An epidemic of stress
Is it getting harder and harder to decompress after another busy day at work? Do you also find yourself having to physically realign your neck, back and shoulders or searching for relief from yet another stress-related headache?
Sad thing is: you’re not alone. More than one in four people feel a high level of stress at their workplaces. Millions of people feel their lives are extremely stressful on a day-to-day basis.
It’s a lose-lose situation for everyone concerned. Workers feeling high levels of stress suffer health-related issues, and their employers lose productivity because of absenteeism, reduced work output, employee turnover and increased disability claims.
Some health risks of prolonged stress
- heart disease
- Alzheimer’s disease
- gastrointestinal problems (heartburn, irritable bowel syndrome)
- substance abuse
Some signs that you’re stressed
- muscle tension
- sleep issues (teeth grinding, restlessness, insomnia)
- stomach and digestive problems
- skin rashes
- sexual dysfunction
- increased use of alcohol or cigarettes
- over- and undereating
- mood swings, irritability
- withdrawal, avoidance
- poor concentration, racing thoughts
Reduce your stress today
There is hope!
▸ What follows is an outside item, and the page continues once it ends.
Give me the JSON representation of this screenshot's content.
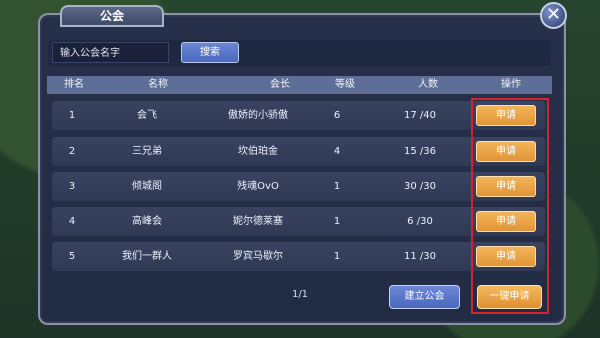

Thankfully, there are many research-backed strategies you can employ to help lower your stress levels—including some that you can start right now.
Some tips to help reduce stress
- Avoid gossip and negative thinking.
- Engage in positive self-talk.
- Make to-do lists and prioritize.
- Avoid procrastinating.
- Eat whole, healthy foods and drink water.
- Avoid caffeine, sugar and cigarettes!
- Know your limits—say no when workloads become unrealistic.
- Schedule “me” time—and stick to your schedule!
- Exercise regularly—use the stairs instead of the elevator.
- Stay positive.
- Practice mindfulness, yoga or meditation.
- Keep your problems in perspective.
- Get outside in nature.
Don’t catch someone else’s stress
Did you know that workers who aren’t stressed by their work can actually be affected by stress brought into the work environment by their co-workers? This phenomenon, called second-hand stress, can be as contagious as a cold or flu virus. Unfortunately, there’s no quick cure for second-hand stress.
Some tips to help avoid second-hand stress
- Recognize signs of stress in others and learn to regulate your response by practicing stress management techniques.
- Offer support to friends, family and workmates; the better they can cope, the less chance there is of sharing in their stress.
- Tell the other person how their mood is affecting you, and be willing to help as long as it doesn’t increase your stress further.
- Reserve time for yourself; having a break and doing something you enjoy will help relieve tension.